Study sees alcohol, drownings connection
ALLIGATOR Creek was the scene for a pilot study aimed at finding answers to the nation's river drowning problem.
The project was triggered after the 2016-17 RLS national drowning report showed rivers, creeks and streams had the highest number of drowning fatalities.
From last Friday until Sunday, swimmers at Alligator Creek were surveyed by the national manager of Research and Policy at the Royal Lifesaving Society Australia Amy Peden and JCU Associate Professor Richard Franklin.
Ms Peden said she was glad they had chosen Alligator Creek because it had been diverse with many families and tourist groups.
"As a pilot, the project has been really successful," she said. "It's been interesting to learn what people who are using the river every day are doing and how much they drink and their attitude towards that.

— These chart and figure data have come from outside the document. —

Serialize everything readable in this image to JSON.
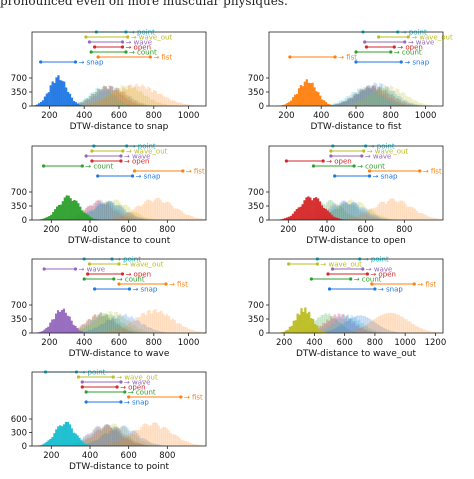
{
  "caption": "pronounced even on more muscular physiques.",
  "colors": {
    "snap": "#1f77e4",
    "fist": "#ff7f0e",
    "count": "#2ca02c",
    "open": "#d62728",
    "wave": "#9467bd",
    "wave_out": "#bcbd22",
    "point": "#17becf"
  },
  "gesture_order": [
    "point",
    "wave_out",
    "wave",
    "open",
    "count",
    "fist",
    "snap"
  ],
  "chart_data": [
    {
      "type": "histogram",
      "target": "snap",
      "xlabel": "DTW-distance to snap",
      "xlim": [
        100,
        1100
      ],
      "ylim": [
        0,
        900
      ],
      "xticks": [
        200,
        400,
        600,
        800,
        1000
      ],
      "yticks": [
        0,
        350,
        700
      ],
      "distributions": {
        "snap": {
          "mean": 250,
          "sd": 50,
          "peak": 690
        },
        "count": {
          "mean": 540,
          "sd": 90,
          "peak": 470
        },
        "open": {
          "mean": 530,
          "sd": 80,
          "peak": 470
        },
        "wave": {
          "mean": 560,
          "sd": 90,
          "peak": 450
        },
        "wave_out": {
          "mean": 640,
          "sd": 100,
          "peak": 480
        },
        "point": {
          "mean": 500,
          "sd": 70,
          "peak": 440
        },
        "fist": {
          "mean": 700,
          "sd": 130,
          "peak": 500
        }
      },
      "intervals": {
        "point": [
          470,
          640
        ],
        "wave_out": [
          410,
          650
        ],
        "wave": [
          430,
          620
        ],
        "open": [
          460,
          620
        ],
        "count": [
          440,
          640
        ],
        "fist": [
          480,
          780
        ],
        "snap": [
          150,
          350
        ]
      }
    },
    {
      "type": "histogram",
      "target": "fist",
      "xlabel": "DTW-distance to fist",
      "xlim": [
        100,
        1100
      ],
      "ylim": [
        0,
        900
      ],
      "xticks": [
        200,
        400,
        600,
        800,
        1000
      ],
      "yticks": [
        0,
        350,
        700
      ],
      "distributions": {
        "fist": {
          "mean": 320,
          "sd": 55,
          "peak": 600
        },
        "snap": {
          "mean": 720,
          "sd": 100,
          "peak": 530
        },
        "count": {
          "mean": 700,
          "sd": 100,
          "peak": 480
        },
        "open": {
          "mean": 680,
          "sd": 90,
          "peak": 460
        },
        "wave": {
          "mean": 700,
          "sd": 100,
          "peak": 450
        },
        "wave_out": {
          "mean": 780,
          "sd": 100,
          "peak": 470
        },
        "point": {
          "mean": 650,
          "sd": 90,
          "peak": 430
        }
      },
      "intervals": {
        "point": [
          640,
          840
        ],
        "wave_out": [
          730,
          900
        ],
        "wave": [
          650,
          880
        ],
        "open": [
          660,
          820
        ],
        "count": [
          600,
          800
        ],
        "fist": [
          220,
          480
        ],
        "snap": [
          600,
          860
        ]
      }
    },
    {
      "type": "histogram",
      "target": "count",
      "xlabel": "DTW-distance to count",
      "xlim": [
        100,
        1000
      ],
      "ylim": [
        0,
        900
      ],
      "xticks": [
        200,
        400,
        600,
        800
      ],
      "yticks": [
        0,
        350,
        700
      ],
      "distributions": {
        "count": {
          "mean": 290,
          "sd": 55,
          "peak": 560
        },
        "wave": {
          "mean": 460,
          "sd": 80,
          "peak": 460
        },
        "open": {
          "mean": 450,
          "sd": 70,
          "peak": 450
        },
        "point": {
          "mean": 490,
          "sd": 80,
          "peak": 440
        },
        "wave_out": {
          "mean": 520,
          "sd": 85,
          "peak": 470
        },
        "snap": {
          "mean": 500,
          "sd": 80,
          "peak": 430
        },
        "fist": {
          "mean": 740,
          "sd": 100,
          "peak": 500
        }
      },
      "intervals": {
        "point": [
          420,
          590
        ],
        "wave_out": [
          410,
          570
        ],
        "wave": [
          380,
          560
        ],
        "open": [
          410,
          560
        ],
        "count": [
          160,
          360
        ],
        "fist": [
          630,
          880
        ],
        "snap": [
          440,
          620
        ]
      }
    },
    {
      "type": "histogram",
      "target": "open",
      "xlabel": "DTW-distance to open",
      "xlim": [
        100,
        1000
      ],
      "ylim": [
        0,
        900
      ],
      "xticks": [
        200,
        400,
        600,
        800
      ],
      "yticks": [
        0,
        350,
        700
      ],
      "distributions": {
        "open": {
          "mean": 320,
          "sd": 60,
          "peak": 560
        },
        "count": {
          "mean": 410,
          "sd": 70,
          "peak": 450
        },
        "wave": {
          "mean": 480,
          "sd": 80,
          "peak": 440
        },
        "point": {
          "mean": 500,
          "sd": 80,
          "peak": 430
        },
        "wave_out": {
          "mean": 530,
          "sd": 85,
          "peak": 460
        },
        "snap": {
          "mean": 520,
          "sd": 80,
          "peak": 420
        },
        "fist": {
          "mean": 740,
          "sd": 100,
          "peak": 490
        }
      },
      "intervals": {
        "point": [
          430,
          600
        ],
        "wave_out": [
          420,
          590
        ],
        "wave": [
          420,
          580
        ],
        "open": [
          190,
          380
        ],
        "count": [
          330,
          540
        ],
        "fist": [
          620,
          880
        ],
        "snap": [
          440,
          620
        ]
      }
    },
    {
      "type": "histogram",
      "target": "wave",
      "xlabel": "DTW-distance to wave",
      "xlim": [
        100,
        1100
      ],
      "ylim": [
        0,
        900
      ],
      "xticks": [
        200,
        400,
        600,
        800,
        1000
      ],
      "yticks": [
        0,
        350,
        700
      ],
      "distributions": {
        "wave": {
          "mean": 270,
          "sd": 50,
          "peak": 560
        },
        "count": {
          "mean": 500,
          "sd": 80,
          "peak": 470
        },
        "open": {
          "mean": 490,
          "sd": 80,
          "peak": 450
        },
        "point": {
          "mean": 530,
          "sd": 85,
          "peak": 440
        },
        "wave_out": {
          "mean": 560,
          "sd": 90,
          "peak": 500
        },
        "snap": {
          "mean": 620,
          "sd": 100,
          "peak": 430
        },
        "fist": {
          "mean": 800,
          "sd": 110,
          "peak": 540
        }
      },
      "intervals": {
        "point": [
          400,
          560
        ],
        "wave_out": [
          430,
          600
        ],
        "wave": [
          170,
          350
        ],
        "open": [
          420,
          620
        ],
        "count": [
          400,
          570
        ],
        "fist": [
          600,
          870
        ],
        "snap": [
          460,
          660
        ]
      }
    },
    {
      "type": "histogram",
      "target": "wave_out",
      "xlabel": "DTW-distance to wave_out",
      "xlim": [
        100,
        1250
      ],
      "ylim": [
        0,
        900
      ],
      "xticks": [
        200,
        400,
        600,
        800,
        1000,
        1200
      ],
      "yticks": [
        0,
        350,
        700
      ],
      "distributions": {
        "wave_out": {
          "mean": 330,
          "sd": 55,
          "peak": 580
        },
        "count": {
          "mean": 480,
          "sd": 80,
          "peak": 460
        },
        "open": {
          "mean": 560,
          "sd": 90,
          "peak": 440
        },
        "wave": {
          "mean": 580,
          "sd": 90,
          "peak": 440
        },
        "point": {
          "mean": 620,
          "sd": 90,
          "peak": 420
        },
        "snap": {
          "mean": 700,
          "sd": 100,
          "peak": 420
        },
        "fist": {
          "mean": 900,
          "sd": 120,
          "peak": 480
        }
      },
      "intervals": {
        "point": [
          420,
          700
        ],
        "wave_out": [
          230,
          420
        ],
        "wave": [
          520,
          720
        ],
        "open": [
          490,
          750
        ],
        "count": [
          380,
          640
        ],
        "fist": [
          780,
          1060
        ],
        "snap": [
          500,
          800
        ]
      }
    },
    {
      "type": "histogram",
      "target": "point",
      "xlabel": "DTW-distance to point",
      "xlim": [
        100,
        1000
      ],
      "ylim": [
        0,
        800
      ],
      "xticks": [
        200,
        400,
        600,
        800
      ],
      "yticks": [
        0,
        300,
        600
      ],
      "distributions": {
        "point": {
          "mean": 270,
          "sd": 50,
          "peak": 500
        },
        "count": {
          "mean": 480,
          "sd": 80,
          "peak": 440
        },
        "open": {
          "mean": 500,
          "sd": 80,
          "peak": 430
        },
        "wave": {
          "mean": 470,
          "sd": 80,
          "peak": 440
        },
        "wave_out": {
          "mean": 530,
          "sd": 85,
          "peak": 450
        },
        "snap": {
          "mean": 560,
          "sd": 85,
          "peak": 420
        },
        "fist": {
          "mean": 720,
          "sd": 100,
          "peak": 480
        }
      },
      "intervals": {
        "point": [
          170,
          330
        ],
        "wave_out": [
          340,
          520
        ],
        "wave": [
          360,
          560
        ],
        "open": [
          360,
          540
        ],
        "count": [
          380,
          580
        ],
        "fist": [
          600,
          870
        ],
        "snap": [
          380,
          560
        ]
      }
    }
  ]
}
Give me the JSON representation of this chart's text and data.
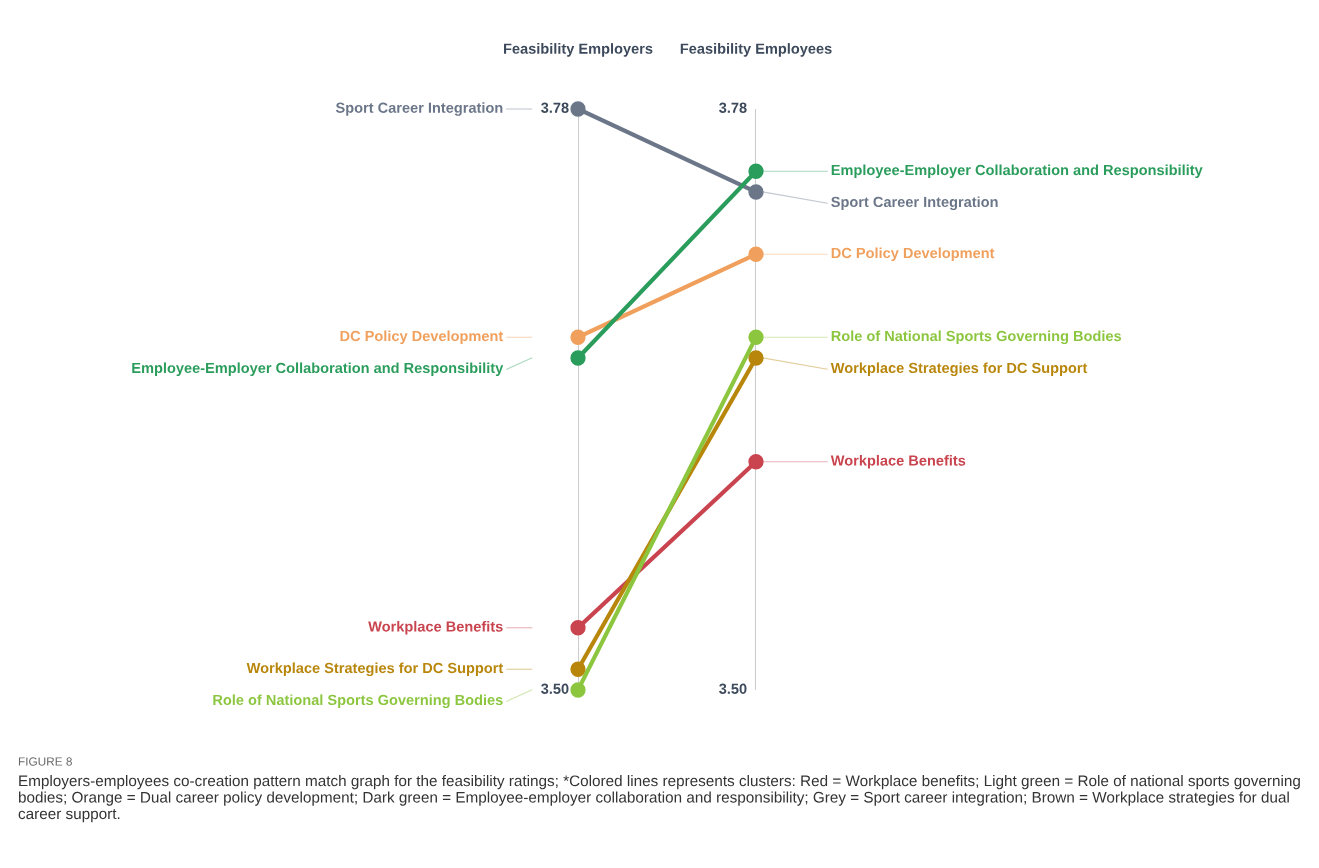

"All the knowledge we have at the moment is really in the deaths data, and we obviously can't ask those people why they did what they did and whether they knew they were taking risks."
Prof Franklin said people were asked about their alcohol habits, before breathalysing participants with some low-level positive readings.
"From a research perspective, this is concerning because it means that even a smaller group of people are actually at risk when we see quite a lot of people drowning with alcohol in their system," he said.
"Hopefully, what we are doing is making rivers safer at the end of the day and people are thinking about when they go, what they need to do."